I genitori sono i primi a non farlo, sono superficiali, non si sforzano di comprendere cosa passa nella testa dei figli, non si chiedono cosa provano i figli ma nemmeno loro stessi.  I figli apprendono imitando i genitori,  se queste persone non hanno le capacità di riconoscere e di esprimere le proprie emozioni come possono leggere quelle degli altri? Essi non leggono la sofferenza nei volti degli altri, non capiscono che l’altro sta soffrendo, non ci riescono, non ne hanno la capacità, per loro è come leggere un libro in una lingua sconosciuta.  

In realtà non c’è niente di male a provare paura o tristezza, spesso però i genitori minimizzano queste emozioni nei loro figli (“non piangere, non aver paura, sei cattivo, non essere stupido, sii forte, ecc.”), oppure non le vogliono, o non sono capaci di riconoscerle.

Non c’è niente di male neanche se a provare emozioni è un’altra persona, invece spesso chi lo fa, è visto come una persona difettosa, debole, inferiore o diversa dai suoi simili.
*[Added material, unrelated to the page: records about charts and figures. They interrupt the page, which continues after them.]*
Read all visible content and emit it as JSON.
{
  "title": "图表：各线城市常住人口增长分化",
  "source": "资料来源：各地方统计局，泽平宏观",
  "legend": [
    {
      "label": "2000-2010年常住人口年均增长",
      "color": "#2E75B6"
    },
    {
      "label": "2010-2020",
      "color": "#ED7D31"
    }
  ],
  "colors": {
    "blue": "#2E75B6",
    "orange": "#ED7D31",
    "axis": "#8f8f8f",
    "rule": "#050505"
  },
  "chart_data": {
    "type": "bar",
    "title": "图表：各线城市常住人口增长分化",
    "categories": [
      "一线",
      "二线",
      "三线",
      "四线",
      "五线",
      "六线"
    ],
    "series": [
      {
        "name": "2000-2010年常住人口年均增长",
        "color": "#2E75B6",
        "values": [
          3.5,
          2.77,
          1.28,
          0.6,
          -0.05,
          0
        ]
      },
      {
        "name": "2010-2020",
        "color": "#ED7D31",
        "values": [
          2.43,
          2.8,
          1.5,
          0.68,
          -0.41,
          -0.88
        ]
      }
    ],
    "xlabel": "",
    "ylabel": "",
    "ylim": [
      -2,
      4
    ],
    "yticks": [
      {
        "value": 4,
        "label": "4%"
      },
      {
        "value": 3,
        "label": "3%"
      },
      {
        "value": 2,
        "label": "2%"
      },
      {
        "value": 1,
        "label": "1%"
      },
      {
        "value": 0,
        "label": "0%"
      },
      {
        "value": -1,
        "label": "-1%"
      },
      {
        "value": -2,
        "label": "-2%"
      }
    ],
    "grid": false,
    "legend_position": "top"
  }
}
In casi più estremi, nei figli di genitori violenti o abusanti, avviene una cosa diversa, in questi casi il bambino impara che la violenza o l’abuso, il tiranneggiare, siano le uniche forme di accudimento e gli unici modi che la persona conosce per entrare in contatto con gli altri. E’ una modalità di attaccamento perversa ma è pur sempre una modalità di contatto, l’uomo è un animale sociale e ne ha bisogno. Dato che la violenza è l’unico tipo di attenzione che lui ha ricevuto, la replica, anche in questo caso lui non sa fare altro.

La famiglia e la scuola dovrebbero allenare i bambini a identificare, accettare e tollerare le proprie emozioni, anche quelle negative, comprenderle e ascoltarle,  a sviluppare empatia e cooperazione con gli altri, invece i genitori vogliono figli assolutamente “superfighi”, superdotati o a loro immagine, mentre invece la scuola vuole completare i programmi senza troppi ostacoli o troppe seccature.